Hier ist ein Link für den Kontext des Verses, zur Lutherbibel 1984.

Die Not hat ein Ende…!

In dieser Woche stoßen wir gewissermaßen in eine Lücke: Den vorangehenden Vers, Hes 36,29, gab es vor etwa zwei Jahren als BdW 23/2019. Und den unmittelbar folgenden Vers, Hes 36,31, hatten wir ebenfalls schon, siehe BdW 42/2020. Zu beiden Versen früher gezogenen Versen gibt es Betrachtungen, die ich Ihnen gern empfehle 🙂

Das Wort „Teuerung“ steht für existenzielle Not. Mit der Kraft der Erde macht der Herr der Not ein Ende. Es tut gut, diesen Vers zu lesen. Tun Sie es doch einfach, drei oder vier Mal.

Gatineau, Ile de Hull, Quebec, Kanada, 19. Juli 2023

Uns allen wünsche ich eine gesegnete Woche,
Ulf von Kalckreuth

Bibelvers der Woche 20/2023

Ach HErr, strafe mich nicht in deinem Zorn und züchtige mich nicht in deinem Grimm!
Ps 6,2 

Hier ist ein Link für den Kontext des Verses, zur Lutherbibel 1984.

Ach du, Herr, wie lange!

Wir haben den Beginn des ersten Bußpsalms gezogen. Ich muss eigentlich keine Betrachtung schreiben, das macht der Psalm viel besser und eindrücklicher selbst. 

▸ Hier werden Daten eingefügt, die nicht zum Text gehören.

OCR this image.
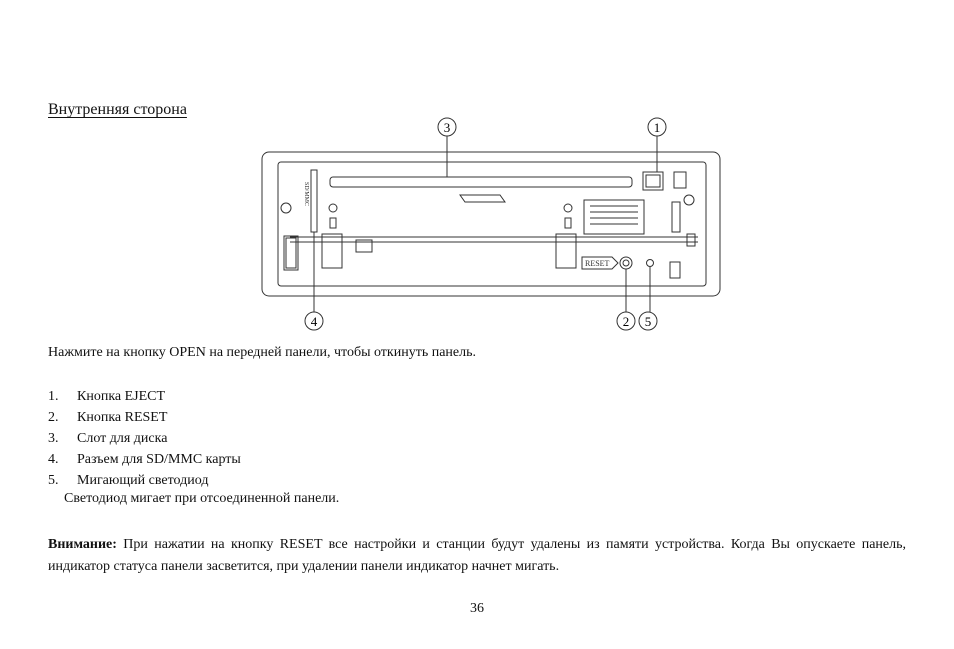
Внутренняя сторона
SD/MMC
RESET
3	1
4	2 5
Нажмите на кнопку OPEN на передней панели, чтобы откинуть панель.
1.	Кнопка EJECT
2.	Кнопка RESET
3.	Слот для диска
4.	Разъем для SD/MMC карты
5.	Мигающий светодиод
Светодиод мигает при отсоединенной панели.
Внимание: При нажатии на кнопку RESET все настройки и станции будут удалены из памяти устройства. Когда Вы опускаете панель, индикатор статуса панели засветится, при удалении панели индикатор начнет мигать.
36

Ein Psalm Davids, vorzusingen, beim Saitenspiel auf acht Saiten.

Ach HERR, strafe mich nicht in deinem Zorn
und züchtige mich nicht in deinem Grimm!
HERR, sei mir gnädig, denn ich bin schwach;
heile mich, HERR, denn meine Gebeine sind erschrocken
und meine Seele ist sehr erschrocken.
Ach du, HERR, wie lange!

Wende dich, HERR, und errette mich,
hilf mir um deiner Güte willen!
Denn im Tode gedenkt man deiner nicht;
wer wird dir bei den Toten danken?
Ich bin so müde vom Seufzen; /
ich schwemme mein Bett die ganze Nacht
und netze mit meinen Tränen mein Lager.
Mein Auge ist trübe geworden vor Gram
und matt, weil meiner Bedränger so viele sind.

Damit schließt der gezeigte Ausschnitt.